Medical imaging allows for achievement of earlier and more discerning diagnosis and has paved the way for minimally invasive biopsies and surgeries and targeted radiation therapy. For all of these technologies, however, there is significant potential yet to be unlocked. We hope that medical imaging will be able to:

  • Screen for more cancers, allowing for earlier and less burdensome treatment
    • g., recent adoption of low-dose CT lung cancer screening which was a significant step toward catching this disease at an earlier, more treatable stage
  • Be value additive to in vitro diagnostics
    • g., determining non-invasive “Gleason score equivalents” for prostate cancer after a suspicious prostate-specific antigen (PSA) test
  • Discern more accurately between aggressive and non-aggressive cancers, informing disease treatment strategy
    • g., identifying which ductal carcinoma in situ (DCIS) breast cancers can have an active surveillance approach vs those which need more aggressive treatments
  • Optimize therapy decision-making by enabling easy, accurate guidance of biopsies to the most aggressive or suspicious locations in a lesion
    • g., guidance of prostate biopsy to “hot spots” visible on pre-procedural MR, but invisible on real-time ultrasound
  • Facilitate minimally invasive treatment thanks to advances in interventional radiology
    • g., more effective treatment and palliation of difficult to treat tumors such as pancreatic cancer
  • Identify potential side effects of treatment to minimize complications and other health effects
    • g., quantitative strain echo to identify early cardiac toxicity from chemotherapy
  • Monitor treatment in real time to maximize damage to cancerous tissue and minimize harm to healthy organs
    • g., use of real-time MR thermometry to guide high-intensity focused ultrasound treatment of prostate cancer
  • Predict treatment outcomes earlier in order to quickly adjust treatment plans, improving patient health and reducing costs
    • g., quantitative MRI approaches to visualize early impact of chemotherapy, allowing change from an ineffective anti-cancer regimen to another method of treatment at an earlier point
  1. Improving imaging data infrastructure and analytics

Over the past several decades, billions of medical images have been acquired and stored on servers all around the world. This is an untapped wealth of knowledge which should be analyzed so as to accelerate our understanding of how cancer can be cured. Unfortunately, there are a number of obstacles which must be overcome before the full potential of these data can be unlocked.

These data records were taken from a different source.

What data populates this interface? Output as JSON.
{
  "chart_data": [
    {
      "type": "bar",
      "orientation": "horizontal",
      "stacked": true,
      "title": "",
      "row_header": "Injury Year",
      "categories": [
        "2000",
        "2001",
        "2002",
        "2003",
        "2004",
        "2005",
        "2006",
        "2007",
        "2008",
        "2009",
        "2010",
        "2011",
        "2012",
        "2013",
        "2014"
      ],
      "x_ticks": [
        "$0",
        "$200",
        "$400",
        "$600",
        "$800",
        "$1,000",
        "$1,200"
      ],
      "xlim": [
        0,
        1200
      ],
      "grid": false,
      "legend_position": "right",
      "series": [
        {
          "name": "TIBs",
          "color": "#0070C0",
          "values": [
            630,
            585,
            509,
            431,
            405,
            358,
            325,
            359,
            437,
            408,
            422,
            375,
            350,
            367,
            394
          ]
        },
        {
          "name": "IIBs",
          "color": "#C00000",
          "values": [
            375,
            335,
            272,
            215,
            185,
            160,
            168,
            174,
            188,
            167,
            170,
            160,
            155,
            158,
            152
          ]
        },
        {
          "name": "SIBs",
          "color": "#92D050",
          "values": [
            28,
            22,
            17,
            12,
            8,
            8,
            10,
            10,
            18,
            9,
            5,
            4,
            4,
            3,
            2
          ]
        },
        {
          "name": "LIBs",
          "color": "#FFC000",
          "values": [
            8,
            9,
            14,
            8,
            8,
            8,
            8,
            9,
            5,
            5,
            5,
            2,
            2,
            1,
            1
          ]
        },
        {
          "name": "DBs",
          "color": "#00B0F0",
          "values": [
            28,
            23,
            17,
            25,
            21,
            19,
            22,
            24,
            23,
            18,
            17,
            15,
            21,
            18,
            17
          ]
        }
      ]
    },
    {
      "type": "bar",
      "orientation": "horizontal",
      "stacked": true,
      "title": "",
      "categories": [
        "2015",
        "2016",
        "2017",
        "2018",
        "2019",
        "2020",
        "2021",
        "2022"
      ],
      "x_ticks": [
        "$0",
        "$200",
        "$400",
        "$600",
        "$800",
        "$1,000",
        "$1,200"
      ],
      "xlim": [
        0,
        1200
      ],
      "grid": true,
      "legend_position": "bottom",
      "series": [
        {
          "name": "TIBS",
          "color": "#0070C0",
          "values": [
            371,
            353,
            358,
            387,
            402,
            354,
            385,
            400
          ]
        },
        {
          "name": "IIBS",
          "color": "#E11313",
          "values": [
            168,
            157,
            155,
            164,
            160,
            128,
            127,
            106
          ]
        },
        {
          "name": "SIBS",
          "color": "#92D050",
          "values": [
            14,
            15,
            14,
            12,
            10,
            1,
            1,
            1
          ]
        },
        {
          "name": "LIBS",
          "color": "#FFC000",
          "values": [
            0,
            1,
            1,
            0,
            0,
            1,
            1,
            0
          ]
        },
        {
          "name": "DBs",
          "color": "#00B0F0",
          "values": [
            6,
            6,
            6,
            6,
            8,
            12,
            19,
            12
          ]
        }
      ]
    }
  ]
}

Images are siloed in hospitals, imaging facilities, and research centers without any central repository or easy mechanism for data sharing. Open sharing of imaging data, accessed and evaluated in a way that does not disclose protected health information, must be incentivized. For instance, construction of a central imaging data repository would be a plausible early step forward given the current data silos and lack of interoperability of electronic health records (EHRs).

Analysis of this vast quantity of data would be a formidable endeavor. Not only are there a number of images, there is also a huge amount of subtle data in these images that newer technology allows to be more fully identified or leveraged. Considerable evidence has been accrued that the combination of imaging with histological and molecular pathology offers substantial insight into the cause, location, stage, treatment selection, and therapy monitoring of cancers.

Machine learning applied to raw imaging data, particularly in combination with other data sources, has promise to bring forth even more information than is now routinely obtained. To achieve the goals of precision medicine, additional resources are needed to aggregate datasets, and allow the use of “big data” and machine learning to identify actionable insights for the individual patient.